The problem of ransomware does not just affect the U.S. A New Zealand hospital was hit last week, having to cancel surgeries and turn away patients.
On Tuesday, the New Zealand Waikato District Health Board (DHB) was hit hard by a ransomware attack and crippled its IT department and forced a shutdown of services among six of its hospitals. Everything was affected except email.
Medical personnel could not access patient records, perform clinical services, and many surgeries were canceled until things were restored. The hospital’s phone lines were even down, so they could only accept emergency patients.
What Does Waikato District Health Board Say?
In a comment to local news outlet Stuff, Kevin Snee, Waikato DHB Chief Executive, said that it would be days before everything was operating normally. The hospitals have begun referring all non-emergency patients to other facilities, and the staff is using pen and paper to keep records until the incident is over.
They made a public statement yesterday saying,
“Our staff are working to restore the infected systems and on the remediation process. We are working with the relevant government departments to ensure a secure environment is successfully re-established.”

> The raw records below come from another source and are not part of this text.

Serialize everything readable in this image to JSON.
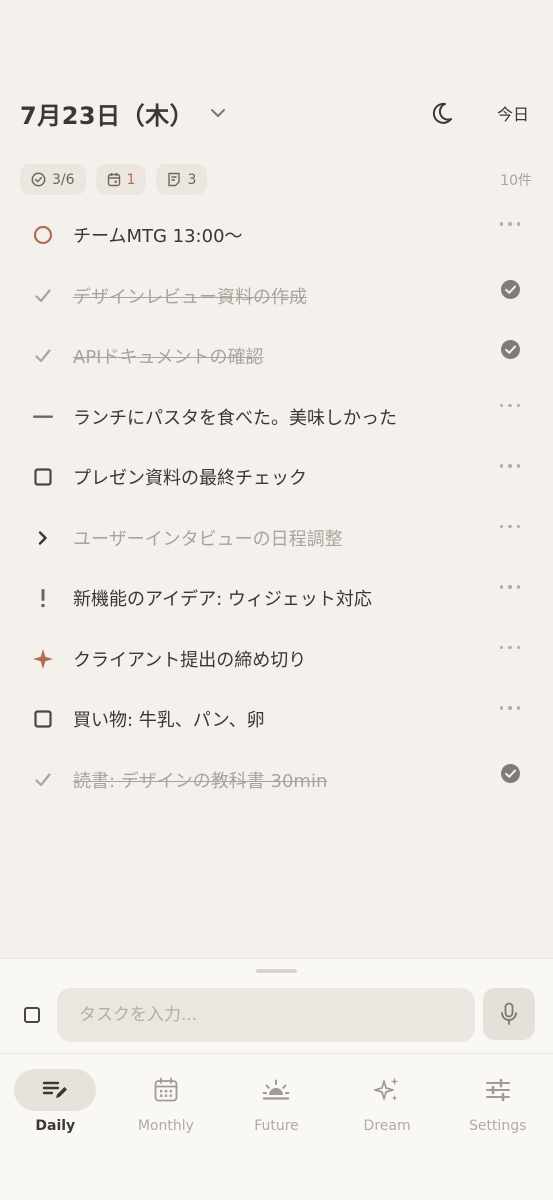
{
  "header": {
    "date": "7月23日（木）",
    "today_label": "今日"
  },
  "stats": {
    "done": "3/6",
    "events": "1",
    "notes": "3",
    "total": "10件"
  },
  "tasks": [
    {
      "text": "チームMTG 13:00〜",
      "type": "event",
      "state": "open",
      "badge": "more"
    },
    {
      "text": "デザインレビュー資料の作成",
      "type": "task",
      "state": "done",
      "badge": "check"
    },
    {
      "text": "APIドキュメントの確認",
      "type": "task",
      "state": "done",
      "badge": "check"
    },
    {
      "text": "ランチにパスタを食べた。美味しかった",
      "type": "note",
      "state": "open",
      "badge": "more"
    },
    {
      "text": "プレゼン資料の最終チェック",
      "type": "task",
      "state": "open",
      "badge": "more"
    },
    {
      "text": "ユーザーインタビューの日程調整",
      "type": "migrated",
      "state": "dim",
      "badge": "more"
    },
    {
      "text": "新機能のアイデア: ウィジェット対応",
      "type": "idea",
      "state": "open",
      "badge": "more"
    },
    {
      "text": "クライアント提出の締め切り",
      "type": "important",
      "state": "open",
      "badge": "more"
    },
    {
      "text": "買い物: 牛乳、パン、卵",
      "type": "task",
      "state": "open",
      "badge": "more"
    },
    {
      "text": "読書: デザインの教科書 30min",
      "type": "task",
      "state": "done",
      "badge": "check"
    }
  ],
  "input": {
    "placeholder": "タスクを入力..."
  },
  "nav": [
    {
      "label": "Daily",
      "icon": "daily-icon",
      "active": true
    },
    {
      "label": "Monthly",
      "icon": "calendar-icon",
      "active": false
    },
    {
      "label": "Future",
      "icon": "sunrise-icon",
      "active": false
    },
    {
      "label": "Dream",
      "icon": "sparkle-icon",
      "active": false
    },
    {
      "label": "Settings",
      "icon": "sliders-icon",
      "active": false
    }
  ],
  "colors": {
    "background": "#f4f1ec",
    "accent": "#b36b55",
    "text": "#3a3734",
    "muted": "#a9a49d"
  }
}
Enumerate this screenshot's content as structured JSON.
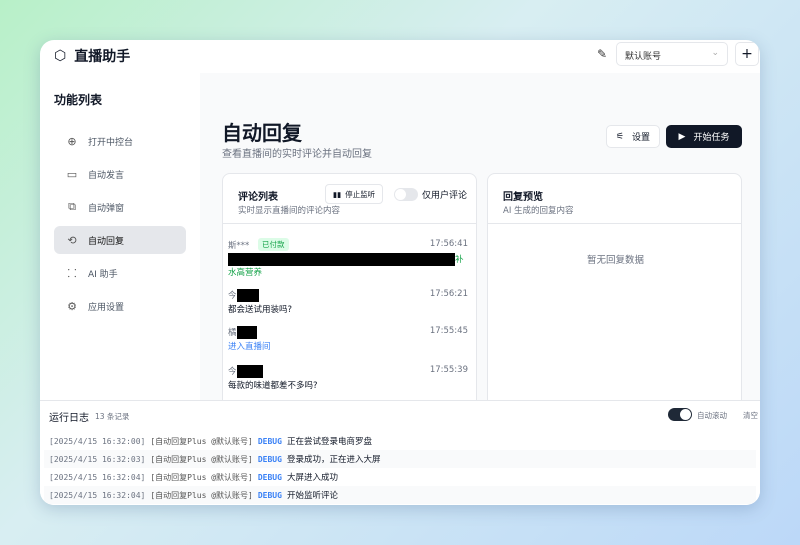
{
  "app": {
    "title": "直播助手",
    "account": "默认账号"
  },
  "sidebar": {
    "heading": "功能列表",
    "items": [
      {
        "label": "打开中控台",
        "icon": "globe-icon"
      },
      {
        "label": "自动发言",
        "icon": "message-icon"
      },
      {
        "label": "自动弹窗",
        "icon": "package-icon"
      },
      {
        "label": "自动回复",
        "icon": "reply-icon",
        "active": true
      },
      {
        "label": "AI 助手",
        "icon": "ai-icon"
      },
      {
        "label": "应用设置",
        "icon": "gear-icon"
      }
    ]
  },
  "page": {
    "title": "自动回复",
    "subtitle": "查看直播间的实时评论并自动回复",
    "settings_label": "设置",
    "start_label": "开始任务"
  },
  "comments": {
    "title": "评论列表",
    "subtitle": "实时显示直播间的评论内容",
    "stop_label": "停止监听",
    "filter_label": "仅用户评论",
    "filter_on": false,
    "items": [
      {
        "user": "斯***",
        "badge": "已付款",
        "time": "17:56:41",
        "text_tail": "补",
        "text2": "水高营养",
        "color": "#16a34a"
      },
      {
        "user": "今",
        "time": "17:56:21",
        "text": "都会送试用装吗?",
        "color": "#111827"
      },
      {
        "user": "橘",
        "time": "17:55:45",
        "text": "进入直播间",
        "color": "#3b82f6"
      },
      {
        "user": "今",
        "time": "17:55:39",
        "text": "每款的味道都差不多吗?",
        "color": "#111827"
      }
    ]
  },
  "preview": {
    "title": "回复预览",
    "subtitle": "AI 生成的回复内容",
    "empty": "暂无回复数据"
  },
  "log": {
    "title": "运行日志",
    "count": "13 条记录",
    "autoscroll_label": "自动滚动",
    "autoscroll_on": true,
    "clear_label": "清空",
    "rows": [
      {
        "ts": "[2025/4/15 16:32:00]",
        "src": "[自动回复Plus @默认账号]",
        "level": "DEBUG",
        "msg": "正在尝试登录电商罗盘"
      },
      {
        "ts": "[2025/4/15 16:32:03]",
        "src": "[自动回复Plus @默认账号]",
        "level": "DEBUG",
        "msg": "登录成功，正在进入大屏"
      },
      {
        "ts": "[2025/4/15 16:32:04]",
        "src": "[自动回复Plus @默认账号]",
        "level": "DEBUG",
        "msg": "大屏进入成功"
      },
      {
        "ts": "[2025/4/15 16:32:04]",
        "src": "[自动回复Plus @默认账号]",
        "level": "DEBUG",
        "msg": "开始监听评论"
      }
    ]
  }
}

“At affiliate Waikato Hospital, 29 out of 102 elective inpatient surgeries were postponed today. Yesterday, six out of 101 were canceled. At affiliate Thames Hospital, all elective surgeries were postponed. All outpatient activity was deferred at affiliate hospitals in rural areas.”

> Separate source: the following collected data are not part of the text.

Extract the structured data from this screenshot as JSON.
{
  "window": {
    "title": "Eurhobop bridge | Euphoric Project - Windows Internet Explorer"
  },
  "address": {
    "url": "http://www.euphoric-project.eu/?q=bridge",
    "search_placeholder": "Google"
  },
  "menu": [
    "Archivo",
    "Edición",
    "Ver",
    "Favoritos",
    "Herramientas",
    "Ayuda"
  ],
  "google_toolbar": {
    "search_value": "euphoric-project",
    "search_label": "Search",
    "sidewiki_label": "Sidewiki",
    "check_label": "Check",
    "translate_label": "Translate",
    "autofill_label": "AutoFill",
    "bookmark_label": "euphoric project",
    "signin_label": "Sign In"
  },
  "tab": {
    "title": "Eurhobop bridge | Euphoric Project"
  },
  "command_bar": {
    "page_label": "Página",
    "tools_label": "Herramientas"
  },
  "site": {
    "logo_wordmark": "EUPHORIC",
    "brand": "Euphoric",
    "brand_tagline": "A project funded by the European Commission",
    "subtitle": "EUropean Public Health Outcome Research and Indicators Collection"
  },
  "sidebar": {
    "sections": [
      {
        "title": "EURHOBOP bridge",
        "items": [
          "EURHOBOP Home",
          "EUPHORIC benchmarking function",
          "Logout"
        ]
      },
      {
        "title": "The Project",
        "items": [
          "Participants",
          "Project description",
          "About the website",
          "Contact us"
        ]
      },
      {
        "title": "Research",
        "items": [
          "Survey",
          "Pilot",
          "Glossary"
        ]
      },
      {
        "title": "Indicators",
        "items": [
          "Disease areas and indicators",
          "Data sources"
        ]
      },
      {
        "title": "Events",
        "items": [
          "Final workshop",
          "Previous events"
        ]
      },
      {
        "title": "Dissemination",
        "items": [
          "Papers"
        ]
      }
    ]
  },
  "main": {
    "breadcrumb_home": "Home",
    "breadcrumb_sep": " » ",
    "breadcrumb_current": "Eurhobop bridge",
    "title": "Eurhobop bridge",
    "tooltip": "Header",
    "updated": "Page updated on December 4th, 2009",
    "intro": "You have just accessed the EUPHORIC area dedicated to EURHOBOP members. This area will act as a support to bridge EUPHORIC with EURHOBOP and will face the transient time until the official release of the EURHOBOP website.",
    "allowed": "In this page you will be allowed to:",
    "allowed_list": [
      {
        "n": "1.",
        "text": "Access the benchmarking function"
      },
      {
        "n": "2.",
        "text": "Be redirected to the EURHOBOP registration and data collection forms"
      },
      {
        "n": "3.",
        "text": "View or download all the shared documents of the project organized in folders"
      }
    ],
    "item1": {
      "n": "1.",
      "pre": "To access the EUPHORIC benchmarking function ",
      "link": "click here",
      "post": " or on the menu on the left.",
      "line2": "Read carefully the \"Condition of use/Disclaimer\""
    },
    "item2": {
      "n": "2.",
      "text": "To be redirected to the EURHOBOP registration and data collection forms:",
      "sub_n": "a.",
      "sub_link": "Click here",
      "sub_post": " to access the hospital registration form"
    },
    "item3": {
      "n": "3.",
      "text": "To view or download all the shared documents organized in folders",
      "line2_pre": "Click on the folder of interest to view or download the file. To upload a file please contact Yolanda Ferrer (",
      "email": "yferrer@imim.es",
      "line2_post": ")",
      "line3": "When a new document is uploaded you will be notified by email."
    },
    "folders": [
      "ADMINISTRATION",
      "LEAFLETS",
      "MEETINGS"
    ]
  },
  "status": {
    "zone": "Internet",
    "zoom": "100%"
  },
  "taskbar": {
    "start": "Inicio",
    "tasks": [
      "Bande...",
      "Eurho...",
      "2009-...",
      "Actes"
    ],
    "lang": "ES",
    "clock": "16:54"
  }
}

They concluded the message with,
“We are currently working with other government departments to investigate the cause, but are working on the theory that the initial incursion was via an email attachment. A forensic investigation is ongoing.”
Will They Pay the Ransom?
Many victims choose not to pay ransomware gangs. Recently Colonial Pipeline paid $4.4 million to restore their systems. A lot of cybercriminals have pledged not to attack infrastructure companies, schools, and medical providers. However, this particular attack appears to be similar to a WizardSpider hacker incident, and this group obviously does not honor such pledges.

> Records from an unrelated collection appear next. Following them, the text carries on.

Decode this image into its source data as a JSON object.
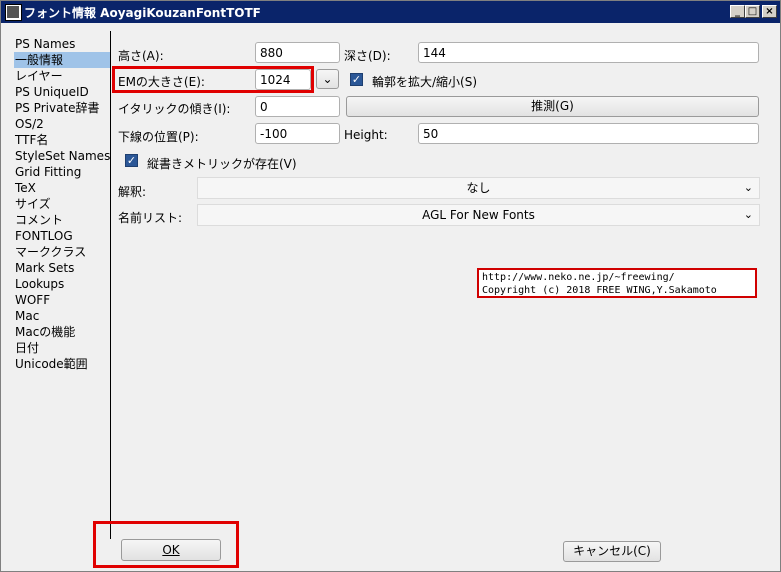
{
  "window": {
    "title": "フォント情報 AoyagiKouzanFontTOTF",
    "minimize": "_",
    "maximize": "□",
    "close": "×"
  },
  "sidebar": {
    "items": [
      {
        "label": "PS Names"
      },
      {
        "label": "一般情報",
        "selected": true
      },
      {
        "label": "レイヤー"
      },
      {
        "label": "PS UniqueID"
      },
      {
        "label": "PS Private辞書"
      },
      {
        "label": "OS/2"
      },
      {
        "label": "TTF名"
      },
      {
        "label": "StyleSet Names"
      },
      {
        "label": "Grid Fitting"
      },
      {
        "label": "TeX"
      },
      {
        "label": "サイズ"
      },
      {
        "label": "コメント"
      },
      {
        "label": "FONTLOG"
      },
      {
        "label": "マーククラス"
      },
      {
        "label": "Mark Sets"
      },
      {
        "label": "Lookups"
      },
      {
        "label": "WOFF"
      },
      {
        "label": "Mac"
      },
      {
        "label": "Macの機能"
      },
      {
        "label": "日付"
      },
      {
        "label": "Unicode範囲"
      }
    ]
  },
  "form": {
    "ascent_label": "高さ(A):",
    "ascent_value": "880",
    "descent_label": "深さ(D):",
    "descent_value": "144",
    "em_label": "EMの大きさ(E):",
    "em_value": "1024",
    "scale_outlines_label": "輪郭を拡大/縮小(S)",
    "italic_label": "イタリックの傾き(I):",
    "italic_value": "0",
    "guess_button": "推測(G)",
    "underline_label": "下線の位置(P):",
    "underline_value": "-100",
    "height_label": "Height:",
    "height_value": "50",
    "vertical_metrics_label": "縦書きメトリックが存在(V)",
    "interpretation_label": "解釈:",
    "interpretation_value": "なし",
    "namelist_label": "名前リスト:",
    "namelist_value": "AGL For New Fonts"
  },
  "credit": {
    "line1": "http://www.neko.ne.jp/~freewing/",
    "line2": "Copyright (c) 2018 FREE WING,Y.Sakamoto"
  },
  "footer": {
    "ok_button": "OK",
    "cancel_button": "キャンセル(C)"
  },
  "colors": {
    "titlebar": "#0a246a",
    "selected_item": "#9fc3e8",
    "highlight_red": "#e00000",
    "checkbox": "#2b5797"
  }
}
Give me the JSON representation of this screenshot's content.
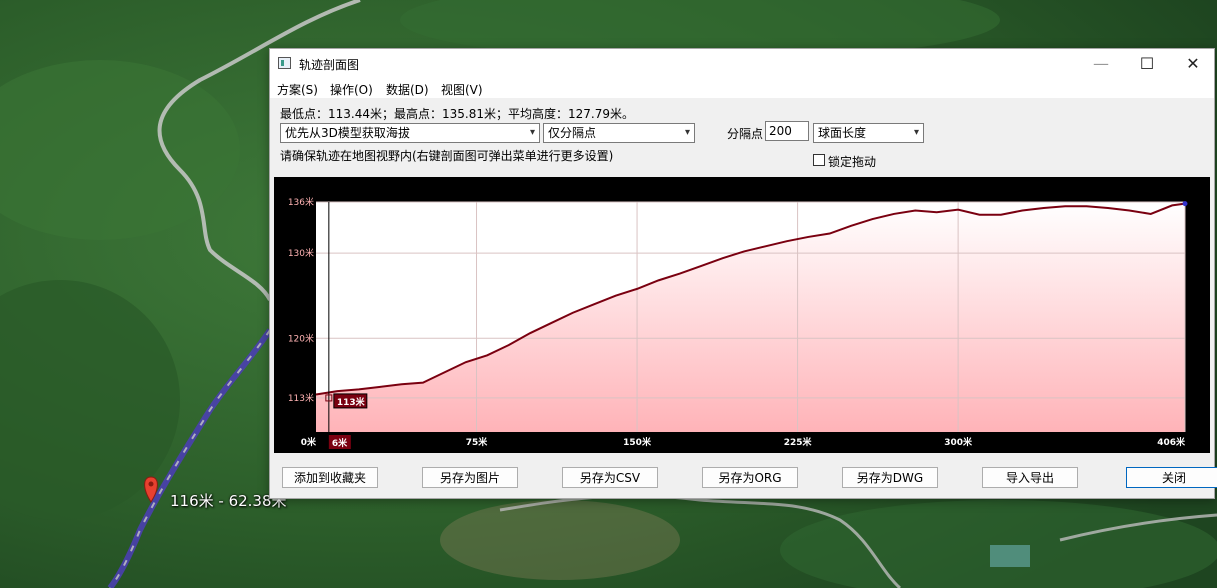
{
  "window": {
    "title": "轨迹剖面图",
    "minimize": "—",
    "maximize": "☐",
    "close": "✕"
  },
  "menu": [
    "方案(S)",
    "操作(O)",
    "数据(D)",
    "视图(V)"
  ],
  "stats_text": "最低点：113.44米；最高点：135.81米；平均高度：127.79米。",
  "controls": {
    "source_select": "优先从3D模型获取海拔",
    "mode_select": "仅分隔点",
    "interval_label": "分隔点",
    "interval_value": "200",
    "length_select": "球面长度",
    "hint": "请确保轨迹在地图视野内(右键剖面图可弹出菜单进行更多设置)",
    "lock_label": "锁定拖动",
    "lock_checked": false
  },
  "map": {
    "marker_label": "116米 - 62.38米"
  },
  "buttons": [
    "添加到收藏夹",
    "另存为图片",
    "另存为CSV",
    "另存为ORG",
    "另存为DWG",
    "导入导出",
    "关闭"
  ],
  "chart_data": {
    "type": "area",
    "x": [
      0,
      10,
      20,
      30,
      40,
      50,
      60,
      70,
      80,
      90,
      100,
      110,
      120,
      130,
      140,
      150,
      160,
      170,
      180,
      190,
      200,
      210,
      220,
      230,
      240,
      250,
      260,
      270,
      280,
      290,
      300,
      310,
      320,
      330,
      340,
      350,
      360,
      370,
      380,
      390,
      400,
      406
    ],
    "y": [
      113.4,
      113.8,
      114.0,
      114.3,
      114.6,
      114.8,
      116.0,
      117.2,
      118.0,
      119.2,
      120.6,
      121.8,
      123.0,
      124.0,
      125.0,
      125.8,
      126.8,
      127.6,
      128.5,
      129.4,
      130.2,
      130.8,
      131.4,
      131.9,
      132.3,
      133.2,
      134.0,
      134.6,
      135.0,
      134.8,
      135.1,
      134.5,
      134.5,
      135.0,
      135.3,
      135.5,
      135.5,
      135.3,
      135.0,
      134.6,
      135.6,
      135.81
    ],
    "x_ticks": [
      "0米",
      "75米",
      "150米",
      "225米",
      "300米",
      "406米"
    ],
    "x_tick_values": [
      0,
      75,
      150,
      225,
      300,
      406
    ],
    "y_ticks": [
      "113米",
      "120米",
      "130米",
      "136米"
    ],
    "y_tick_values": [
      113,
      120,
      130,
      136
    ],
    "xlim": [
      0,
      406
    ],
    "ylim": [
      109,
      136
    ],
    "cursor_x_label": "6米",
    "cursor_y_label": "113米",
    "cursor_x": 6,
    "cursor_y": 113,
    "line_color": "#7a0010",
    "fill_top_color": "#ffffff",
    "fill_bottom_color": "#ffb3b8",
    "grid": true
  }
}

Snee also told Stuff that “no ransom will be paid,” to cybercriminals. The hospital conglomerate has decided not to pay and to clean up the infection themselves. They are working closely with law enforcement to investigate the matter further.
Have We Become Too Reliant on Technology?
It is terrifying to think that ransomware gangs can swoop in anytime they like and seriously affect fuel prices and delivery, patient care, and other services that we rely on to survive. When a hospital is all but shut down because of a malware infection, it begs the question, have we become too reliant on technology?
The more urgent question is what can be done about it? Apparently, no one is immune from these attacks, and rarely is any company fortified enough, even security powerhouses like Microsoft and FireEye, to thwart these attempts.
Although there is an ongoing investigation, rumors say that the attack on New Zealand’s hospitals came through email. Phishing is one of the number one ways criminals get their foot in the door. Improved employee training and honoring best practices are part of what is needed to fix the problem. Some other tips to keep companies safe are:
- Force password resets for all employees.
- Allow only strong passwords to be used.
- Never let employees click on links or download attachments in email.
- Educate employees on phishing, social engineering, and other malicious tactics.
- Never reuse passwords on multiple websites.
- Use good, strong antivirus/anti-malware software on all servers and devices.
- Hire forensic experts to audit your security system and make improvements to security.
- Install network monitoring to watch for any unwanted intrusions.